Even if my specific conclusions are wrong:

  • The methodology (multi-model research, explicit uncertainty, public synthesis) might be useful
  • The frames (technological overhang, abdicated responsibility) might help someone else think better
  • The artifacts (datasets, component libraries, codified workflows) have utility independent of my correctness

The Budden Gamble

The guy claiming to have solved Navier-Stokes is almost certainly wrong. But there's a version of his story where he's right—where the combination of AI assistance + deep domain knowledge + unusual approach actually cracks something.

The mockery is probably warranted. But the mockery also didn't solve Navier-Stokes.

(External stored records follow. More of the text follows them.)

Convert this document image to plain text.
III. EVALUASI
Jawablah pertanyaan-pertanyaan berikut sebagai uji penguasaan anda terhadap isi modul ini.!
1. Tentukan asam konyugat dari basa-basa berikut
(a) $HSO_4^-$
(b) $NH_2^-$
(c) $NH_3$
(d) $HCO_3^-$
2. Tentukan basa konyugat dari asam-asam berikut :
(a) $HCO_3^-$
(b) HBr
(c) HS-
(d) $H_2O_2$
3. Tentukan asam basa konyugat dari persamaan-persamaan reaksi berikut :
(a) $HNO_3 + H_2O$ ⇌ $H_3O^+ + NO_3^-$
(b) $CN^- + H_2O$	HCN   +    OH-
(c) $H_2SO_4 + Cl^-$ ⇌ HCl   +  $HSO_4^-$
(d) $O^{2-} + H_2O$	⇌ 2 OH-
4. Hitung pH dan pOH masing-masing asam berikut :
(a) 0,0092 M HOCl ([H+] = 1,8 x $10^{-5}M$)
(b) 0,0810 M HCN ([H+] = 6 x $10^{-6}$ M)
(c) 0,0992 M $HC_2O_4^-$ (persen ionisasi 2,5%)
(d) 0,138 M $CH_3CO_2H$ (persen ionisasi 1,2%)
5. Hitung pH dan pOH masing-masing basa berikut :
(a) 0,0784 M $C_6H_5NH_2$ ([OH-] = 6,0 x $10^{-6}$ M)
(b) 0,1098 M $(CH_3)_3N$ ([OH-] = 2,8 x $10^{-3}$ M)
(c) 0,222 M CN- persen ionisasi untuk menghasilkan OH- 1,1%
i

I'm not claiming to solve anything that grand. I'm claiming something much smaller: that there are probably opportunities for contribution in domains that institutions have neglected, and that AI-assisted research makes those opportunities more discoverable than they used to be.

If that's LLM psychosis, fine. I'll take the risk.


Invitation

If you think I'm wrong—about desalination, landfill mining, the whole "Avenues" frame—I genuinely want to hear it. The email is real, the invitation is real.

One of the advantages of doing this publicly is that correction is possible.

One of the advantages of not being an expert is that I don't have a reputation to defend.


This is part of an ongoing experiment in public thinking. If it turns out to be valuable, I'll keep going. If it turns out to be "LLM psychosis," at least I'll have documented the symptoms.